Luís Godinho, árbitro internacional, sublinha a necessidade premente de aprimorar a videoarbitragem em Portugal, visando maior eficiência e menor interrupção do jogo. “A videoarbitragem tem obrigatoriamente de ser melhorada e trabalhada para que o impacto no jogo e o produto em si sejam melhorados, em termos de tempo perdido. Todos queremos que, se algum erro acontecer, a videoarbitragem corrija. Quando o sistema chegou a Portugal, houve a perceção de que iam deixar de acontecer erros de arbitragem. Isso nunca acontecerá, há sempre várias opiniões”, frisou o árbitro. A busca por sistemas mais rápidos é uma prioridade, especialmente em lances como o fora de jogo, que atualmente causam longas paragens. “Há sistemas mais rápidos e é isso que queremos. Com um jogo parado por vários minutos, 60 mil à espera, e não podemos dizer mais do que 'esperem'... Temos de dar todos estes passos na procura de mais e melhor tecnologia, para nos podermos salvaguardar. O erro de arbitragem tem de ser diminuído ao mínimo, para ter cada vez menos impacto”, expressou o árbitro da Associação de Futebol de Évora.
Godinho partilhou uma experiência pessoal impactante da época 2020/21, envolvendo Luis Díaz e David Carmo, que demonstra as consequências severas das decisões arbitrais. O árbitro relembrou o lance onde decidiu expulsar Luís Díaz após este fraturar a perna de David Carmo. “Em 100 anos de arbitragem, ninguém tinha visto um lance destes. Nessa altura, tentei justificar a minha decisão ao 'staff' do FC Porto, numa situação para a qual nem eu estava preparado. Essa decisão valeu seis meses com polícia à porta. As decisões dos árbitros extravasam o campo. Era uma decisão de '50/50', onde cada pessoa tinha uma opinião diferente. Tive de tomar uma decisão naquele momento e as consequências pessoais foram muito graves”, vincou o árbitro internacional. Este episódio evidencia a pressão e o impacto pessoal que as decisões em campo podem ter, transcendendo as quatro linhas. A este respeito, Luís Godinho apela a uma mudança na mentalidade do futebol português, comparando-a com a forma como o futebol inglês é percebido e vendido
. “Os árbitros ingleses erram tanto ou mais do que nós. A diferença é como se vê o produto. Inglaterra vê-se como um produto de alto nível e isso tem impacto na forma como as pessoas olham para o seu futebol. Eu tenho responsabilidades, tento ser melhor e errar menos, mas não sou só eu. É uma questão de mentalidade e de trabalhar as regulamentações, para que o produto seja melhorado”, assumiu.

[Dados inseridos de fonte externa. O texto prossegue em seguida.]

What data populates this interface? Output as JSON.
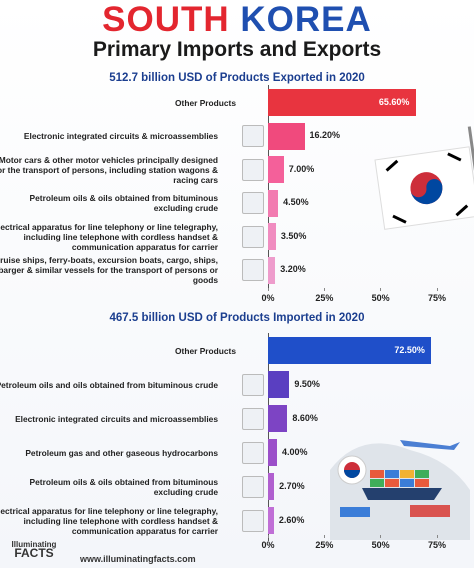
{
  "header": {
    "title_part1": "SOUTH",
    "title_part2": "KOREA",
    "subtitle": "Primary Imports and Exports"
  },
  "footer": {
    "logo_line1": "Illuminating",
    "logo_line2": "FACTS",
    "url": "www.illuminatingfacts.com"
  },
  "chart_data": [
    {
      "type": "bar",
      "orientation": "horizontal",
      "title": "512.7 billion USD of Products Exported in 2020",
      "categories": [
        "Other Products",
        "Electronic integrated circuits & microassemblies",
        "Motor cars & other motor vehicles principally designed for the transport of persons, including station wagons & racing cars",
        "Petroleum oils & oils obtained from bituminous excluding crude",
        "Electrical apparatus for line telephony or line telegraphy, including line telephone with cordless handset & communication apparatus for carrier",
        "Cruise ships, ferry-boats, excursion boats, cargo, ships, barger & similar vessels for the transport of persons or goods"
      ],
      "values": [
        65.6,
        16.2,
        7.0,
        4.5,
        3.5,
        3.2
      ],
      "value_labels": [
        "65.60%",
        "16.20%",
        "7.00%",
        "4.50%",
        "3.50%",
        "3.20%"
      ],
      "colors": [
        "#e8343f",
        "#f04a7d",
        "#f4609a",
        "#f27bb0",
        "#f08cc0",
        "#ee9ccc"
      ],
      "xlim": [
        0,
        75
      ],
      "xticks": [
        {
          "value": 0,
          "label": "0%"
        },
        {
          "value": 25,
          "label": "25%"
        },
        {
          "value": 50,
          "label": "50%"
        },
        {
          "value": 75,
          "label": "75%"
        }
      ]
    },
    {
      "type": "bar",
      "orientation": "horizontal",
      "title": "467.5 billion USD of Products Imported in 2020",
      "categories": [
        "Other Products",
        "Petroleum oils and oils obtained from bituminous crude",
        "Electronic integrated circuits and microassemblies",
        "Petroleum gas and other gaseous hydrocarbons",
        "Petroleum oils & oils obtained from bituminous excluding crude",
        "Electrical apparatus for line telephony or line telegraphy, including line telephone with cordless handset & communication apparatus for carrier"
      ],
      "values": [
        72.5,
        9.5,
        8.6,
        4.0,
        2.7,
        2.6
      ],
      "value_labels": [
        "72.50%",
        "9.50%",
        "8.60%",
        "4.00%",
        "2.70%",
        "2.60%"
      ],
      "colors": [
        "#1f4fc9",
        "#5a3fc1",
        "#7d44c4",
        "#9b4fc9",
        "#b05fcf",
        "#c06fd6"
      ],
      "xlim": [
        0,
        75
      ],
      "xticks": [
        {
          "value": 0,
          "label": "0%"
        },
        {
          "value": 25,
          "label": "25%"
        },
        {
          "value": 50,
          "label": "50%"
        },
        {
          "value": 75,
          "label": "75%"
        }
      ]
    }
  ]
}
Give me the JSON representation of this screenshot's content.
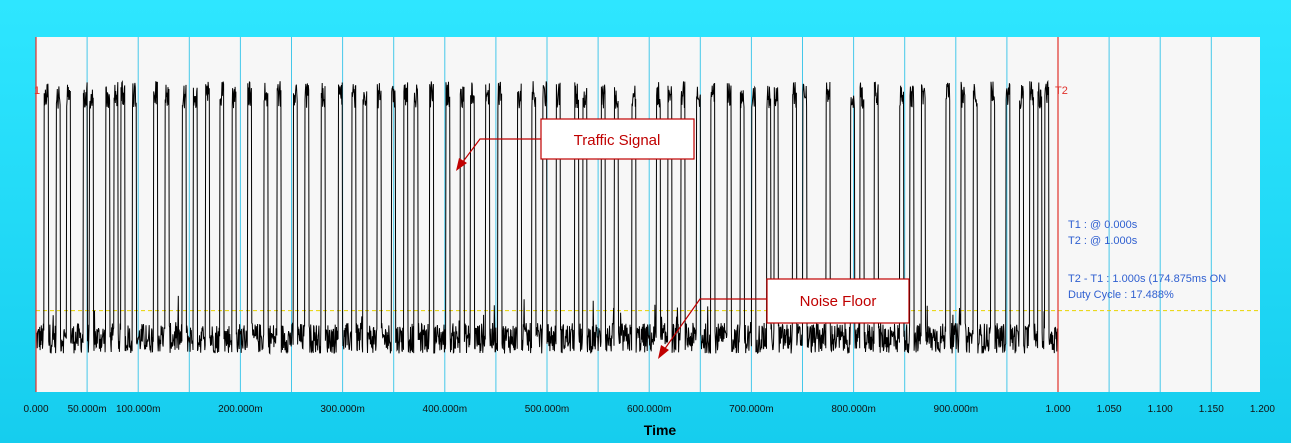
{
  "chart_data": {
    "type": "line",
    "xlabel": "Time",
    "ylabel": "",
    "xlim": [
      0,
      1.2
    ],
    "tick_labels": [
      {
        "value": 0.0,
        "label": "0.000"
      },
      {
        "value": 0.05,
        "label": "50.000m"
      },
      {
        "value": 0.1,
        "label": "100.000m"
      },
      {
        "value": 0.2,
        "label": "200.000m"
      },
      {
        "value": 0.3,
        "label": "300.000m"
      },
      {
        "value": 0.4,
        "label": "400.000m"
      },
      {
        "value": 0.5,
        "label": "500.000m"
      },
      {
        "value": 0.6,
        "label": "600.000m"
      },
      {
        "value": 0.7,
        "label": "700.000m"
      },
      {
        "value": 0.8,
        "label": "800.000m"
      },
      {
        "value": 0.9,
        "label": "900.000m"
      },
      {
        "value": 1.0,
        "label": "1.000"
      },
      {
        "value": 1.05,
        "label": "1.050"
      },
      {
        "value": 1.1,
        "label": "1.100"
      },
      {
        "value": 1.15,
        "label": "1.150"
      },
      {
        "value": 1.2,
        "label": "1.200"
      }
    ],
    "gridlines_x": [
      0.05,
      0.1,
      0.15,
      0.2,
      0.25,
      0.3,
      0.35,
      0.4,
      0.45,
      0.5,
      0.55,
      0.6,
      0.65,
      0.7,
      0.75,
      0.8,
      0.85,
      0.9,
      0.95,
      1.0,
      1.05,
      1.1,
      1.15
    ],
    "grid": true,
    "series": [
      {
        "color": "#000000",
        "noise_level": 0.13,
        "peak_level": 0.97,
        "pulses": [
          [
            0.008,
            0.012
          ],
          [
            0.02,
            0.024
          ],
          [
            0.03,
            0.034
          ],
          [
            0.046,
            0.05
          ],
          [
            0.052,
            0.056
          ],
          [
            0.068,
            0.072
          ],
          [
            0.076,
            0.08
          ],
          [
            0.083,
            0.087
          ],
          [
            0.094,
            0.098
          ],
          [
            0.115,
            0.119
          ],
          [
            0.126,
            0.13
          ],
          [
            0.143,
            0.147
          ],
          [
            0.154,
            0.158
          ],
          [
            0.166,
            0.17
          ],
          [
            0.18,
            0.184
          ],
          [
            0.192,
            0.196
          ],
          [
            0.207,
            0.211
          ],
          [
            0.223,
            0.227
          ],
          [
            0.236,
            0.24
          ],
          [
            0.252,
            0.256
          ],
          [
            0.263,
            0.267
          ],
          [
            0.279,
            0.283
          ],
          [
            0.296,
            0.3
          ],
          [
            0.309,
            0.313
          ],
          [
            0.32,
            0.324
          ],
          [
            0.334,
            0.338
          ],
          [
            0.348,
            0.352
          ],
          [
            0.36,
            0.364
          ],
          [
            0.37,
            0.374
          ],
          [
            0.385,
            0.389
          ],
          [
            0.401,
            0.405
          ],
          [
            0.415,
            0.419
          ],
          [
            0.425,
            0.429
          ],
          [
            0.44,
            0.444
          ],
          [
            0.452,
            0.456
          ],
          [
            0.471,
            0.475
          ],
          [
            0.485,
            0.489
          ],
          [
            0.496,
            0.5
          ],
          [
            0.509,
            0.513
          ],
          [
            0.527,
            0.531
          ],
          [
            0.535,
            0.539
          ],
          [
            0.553,
            0.557
          ],
          [
            0.566,
            0.57
          ],
          [
            0.583,
            0.587
          ],
          [
            0.607,
            0.611
          ],
          [
            0.618,
            0.622
          ],
          [
            0.631,
            0.635
          ],
          [
            0.646,
            0.65
          ],
          [
            0.66,
            0.664
          ],
          [
            0.676,
            0.68
          ],
          [
            0.689,
            0.693
          ],
          [
            0.7,
            0.704
          ],
          [
            0.715,
            0.719
          ],
          [
            0.722,
            0.726
          ],
          [
            0.74,
            0.744
          ],
          [
            0.75,
            0.754
          ],
          [
            0.773,
            0.777
          ],
          [
            0.797,
            0.801
          ],
          [
            0.806,
            0.81
          ],
          [
            0.82,
            0.824
          ],
          [
            0.845,
            0.849
          ],
          [
            0.855,
            0.859
          ],
          [
            0.866,
            0.87
          ],
          [
            0.89,
            0.894
          ],
          [
            0.905,
            0.909
          ],
          [
            0.917,
            0.921
          ],
          [
            0.934,
            0.938
          ],
          [
            0.949,
            0.953
          ],
          [
            0.962,
            0.966
          ],
          [
            0.972,
            0.976
          ],
          [
            0.98,
            0.984
          ],
          [
            0.987,
            0.991
          ]
        ]
      }
    ],
    "threshold": {
      "level": 0.22,
      "color": "#e8d400"
    },
    "cursors": [
      {
        "label": "1",
        "x": 0.0,
        "color": "#e0322c"
      },
      {
        "label": "T2",
        "x": 1.0,
        "color": "#e0322c"
      }
    ],
    "info_lines": [
      "T1 : @ 0.000s",
      "T2 : @ 1.000s",
      "T2 - T1 : 1.000s (174.875ms ON",
      "Duty Cycle : 17.488%"
    ],
    "annotations": [
      {
        "text": "Traffic Signal",
        "target_x": 0.415,
        "target_level": 0.65
      },
      {
        "text": "Noise Floor",
        "target_x": 0.61,
        "target_level": 0.05
      }
    ]
  },
  "colors": {
    "frame": "#1fd6f7",
    "plot_bg": "#f7f7f7",
    "gridline": "#45c8ea",
    "info_text": "#2f5fd0",
    "callout": "#c00000"
  }
}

Paralelamente à discussão sobre a melhoria do VAR, a arbitragem portuguesa celebrou dois momentos cruciais na semana passada, que sinalizam um caminho promissor para o setor. O destaque vai para o arranque do Projeto dos Coordenadores Técnicos Distritais, uma iniciativa que visa uniformizar critérios e acompanhamento de árbitros em todo o país. A implementação desta rede, com um responsável técnico em cada um dos vinte e dois conselhos de arbitragem, representa um salto qualitativo significativo, promovendo o crescimento técnico, comportamental e humano dos árbitros. “Pela primeira vez, está implementada uma estrutura técnica local, pensada para acompanhar árbitros, ajudando-os a crescer não apenas sob o ponto de vista técnico, mas também sob o ponto de vista comportamental e humano”, refere o artigo. No mesmo dia, a entrega das insígnias FIFA a 53 árbitros internacionais marcou um recorde e um reconhecimento do mérito e do trabalho consistente da arbitragem portuguesa. Este número é “o resultado de anos de investimento e de uma cultura que valoriza cada vez mais a responsabilidade, a preparação e o desempenho”. Estes árbitros, “muitas vezes mal amados intramuros, mas crescentemente valorizados além-fronteiras”, representam a imagem do futebol português nas competições internacionais, servindo de exemplo e inspiração para as novas gerações. “Para quem está agora a começar, para quem ainda percorre os campos distritais, estes(as) árbitros(as) são referências, heróis a seguir. A prova viva de que o caminho pode ser percorrido com resiliência e ambição”, conclui a nota sobre o tema. Estes avanços demonstram um esforço conjunto para fortalecer a arbitragem desde a base até ao topo, com uma visão estratégica para o futuro, visando uma arbitragem mais forte e credível no panorama nacional e internacional.